Much of that information is not available without new arrangements to gather it. All of these complications are reinforced by the fact that, even where there is widespread dissatisfaction with the status quo, postponing action does not carry obvious and prompt risks. The varied character of different reforms — availability or absence of a consensus model or clear parameters for debate, timetable, number and variety of actors, information requirements, apparent costs of delay — shape the political challenges.
If many actors must co-operate to put a reform into effect, any one of them can weaken or stop the reform. In other words, there are many potential veto actors. Decisions taken by the executive run high risks of being blocked in the legislature or sabotaged in the course of implementation. Moreover, the large number of actors increases transaction and enforcement costs. If implementation takes many years, there are many potential veto opportunities. The length of time required to get most complex institutional reforms up and running also means that the benefits of the reforms may not become apparent for some time.
Therefore it may be hard to mobilize pro-reform coalitions to counter opposition from vested interests, which are likely to resist from the outset. Information requirements also affect the course of reform. Lack of information may stall action; new information may alter perceptions and reopen debates. Complex institutional reforms are the result of an extended process, not an event. The process is subject to stops and starts; issues regarded as closed may be re-opened and steps already taken may need to be repeated. The process is not linear, but iterative.
The varied characteristics of different kinds of reforms also suggests why reforms in some sectors have made much more progress than others, in cross-national perspective. For example, far-reaching pension reforms have been adopted in many more countries, in and beyond Latin America, than have introduced similarly basic changes in education or health care systems. In conclusion, I believe that International Widgets will find that Brazil would be a great place to open shop (do new business). Brazil’s future is largely in it’s own hands.
With there constitutional tax reform there are many changes which in turn will enhance social rights such a job stability, foreign and national capital enterprise, and several other areas pertaining to basic human rights. Brazil risks serious setbacks and instability if it fails to proceed with reform. Inflation, government spending and foreign investment has remained stable. There was general agreement on the need for policy changes. International pressures will help Brazil to make difficult but necessary choices.

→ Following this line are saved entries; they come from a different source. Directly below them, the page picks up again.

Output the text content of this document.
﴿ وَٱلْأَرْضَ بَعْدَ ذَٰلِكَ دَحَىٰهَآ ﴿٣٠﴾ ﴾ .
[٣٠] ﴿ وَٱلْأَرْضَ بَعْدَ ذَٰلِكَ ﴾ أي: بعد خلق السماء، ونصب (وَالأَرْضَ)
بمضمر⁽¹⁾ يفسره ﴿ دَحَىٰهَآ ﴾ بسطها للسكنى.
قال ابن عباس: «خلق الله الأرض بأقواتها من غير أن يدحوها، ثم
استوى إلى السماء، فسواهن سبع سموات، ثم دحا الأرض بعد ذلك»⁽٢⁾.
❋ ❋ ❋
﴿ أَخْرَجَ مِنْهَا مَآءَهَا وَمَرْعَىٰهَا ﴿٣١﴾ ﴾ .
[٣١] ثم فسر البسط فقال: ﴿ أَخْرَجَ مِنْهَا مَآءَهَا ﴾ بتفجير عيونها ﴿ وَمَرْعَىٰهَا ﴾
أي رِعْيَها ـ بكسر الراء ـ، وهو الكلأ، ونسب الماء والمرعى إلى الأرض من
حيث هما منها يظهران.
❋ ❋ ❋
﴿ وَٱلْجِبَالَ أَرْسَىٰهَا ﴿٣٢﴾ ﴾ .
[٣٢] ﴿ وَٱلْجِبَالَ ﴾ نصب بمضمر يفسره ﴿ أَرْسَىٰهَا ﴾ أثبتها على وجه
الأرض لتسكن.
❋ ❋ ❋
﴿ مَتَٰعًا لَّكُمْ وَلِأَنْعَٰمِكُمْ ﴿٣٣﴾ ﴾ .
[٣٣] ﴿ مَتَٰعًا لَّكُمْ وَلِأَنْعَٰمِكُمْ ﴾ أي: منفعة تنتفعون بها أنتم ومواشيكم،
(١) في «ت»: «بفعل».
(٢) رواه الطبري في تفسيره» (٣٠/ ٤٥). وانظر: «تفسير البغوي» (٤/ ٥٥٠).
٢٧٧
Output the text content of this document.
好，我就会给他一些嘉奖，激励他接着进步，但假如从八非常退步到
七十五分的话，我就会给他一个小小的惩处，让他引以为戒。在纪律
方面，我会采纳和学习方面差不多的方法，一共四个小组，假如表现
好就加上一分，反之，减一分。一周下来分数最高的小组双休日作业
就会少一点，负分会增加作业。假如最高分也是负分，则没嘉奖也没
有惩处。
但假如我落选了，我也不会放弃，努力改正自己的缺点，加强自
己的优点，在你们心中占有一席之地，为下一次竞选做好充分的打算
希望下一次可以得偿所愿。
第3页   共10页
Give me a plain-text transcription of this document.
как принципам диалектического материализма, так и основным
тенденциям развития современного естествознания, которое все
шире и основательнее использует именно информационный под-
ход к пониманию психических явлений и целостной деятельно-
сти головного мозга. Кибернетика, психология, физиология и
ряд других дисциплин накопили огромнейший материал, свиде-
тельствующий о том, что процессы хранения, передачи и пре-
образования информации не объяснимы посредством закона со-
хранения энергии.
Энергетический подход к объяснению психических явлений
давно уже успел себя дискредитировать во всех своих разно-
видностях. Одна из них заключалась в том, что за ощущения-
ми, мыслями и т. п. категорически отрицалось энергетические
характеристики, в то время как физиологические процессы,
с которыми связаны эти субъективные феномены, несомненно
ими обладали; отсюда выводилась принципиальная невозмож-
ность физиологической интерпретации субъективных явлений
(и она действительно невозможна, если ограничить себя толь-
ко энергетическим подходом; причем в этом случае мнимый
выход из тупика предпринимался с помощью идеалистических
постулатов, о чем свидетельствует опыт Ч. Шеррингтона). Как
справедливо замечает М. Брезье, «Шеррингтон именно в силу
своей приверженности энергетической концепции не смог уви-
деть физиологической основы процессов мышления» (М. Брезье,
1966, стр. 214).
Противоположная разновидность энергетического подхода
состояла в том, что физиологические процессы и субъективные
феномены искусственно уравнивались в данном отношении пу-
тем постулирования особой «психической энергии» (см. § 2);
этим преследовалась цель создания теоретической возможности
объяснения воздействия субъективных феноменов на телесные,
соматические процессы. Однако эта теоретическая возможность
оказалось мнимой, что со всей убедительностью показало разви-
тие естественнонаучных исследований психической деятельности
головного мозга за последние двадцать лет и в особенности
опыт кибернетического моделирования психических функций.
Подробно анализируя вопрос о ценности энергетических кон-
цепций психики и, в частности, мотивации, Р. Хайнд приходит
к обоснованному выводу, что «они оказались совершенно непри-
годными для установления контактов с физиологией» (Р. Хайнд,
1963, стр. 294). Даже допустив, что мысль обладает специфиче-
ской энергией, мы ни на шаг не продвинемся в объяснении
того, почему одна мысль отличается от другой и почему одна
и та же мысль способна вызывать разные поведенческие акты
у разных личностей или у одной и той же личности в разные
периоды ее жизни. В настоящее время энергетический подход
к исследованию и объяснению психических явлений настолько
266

There was strong agreement that Brazil would benefit from becoming more international in its business relationships. Nearly all believed Brazil needed to expand its export industries. However, three out of four felt that Brazil was highly vulnerable to international economic and financial disruptions. Doing more to deal with social issues now is important to maintain stability so growth can proceed. Brazil’s economy will soon recover from its recession. -Brazilians believed that Brazil’s economy will be more stable in the future and so do I.
Brazil will continue to have to strike a difficult balance between budget cutting and other policies to promote economic growth and addressing social issues. Domestic stability, in a context of vulnerability to external shocks resulting from globalized factors, is distinctively credited to political, economic and demographic processes whose outcomes can only be expected to occur in the long run. A transition towards a more pragmatic, pedestrian view of politics and politicians is emerging and a highly demanding electorate should be expected to voice new interests and needs.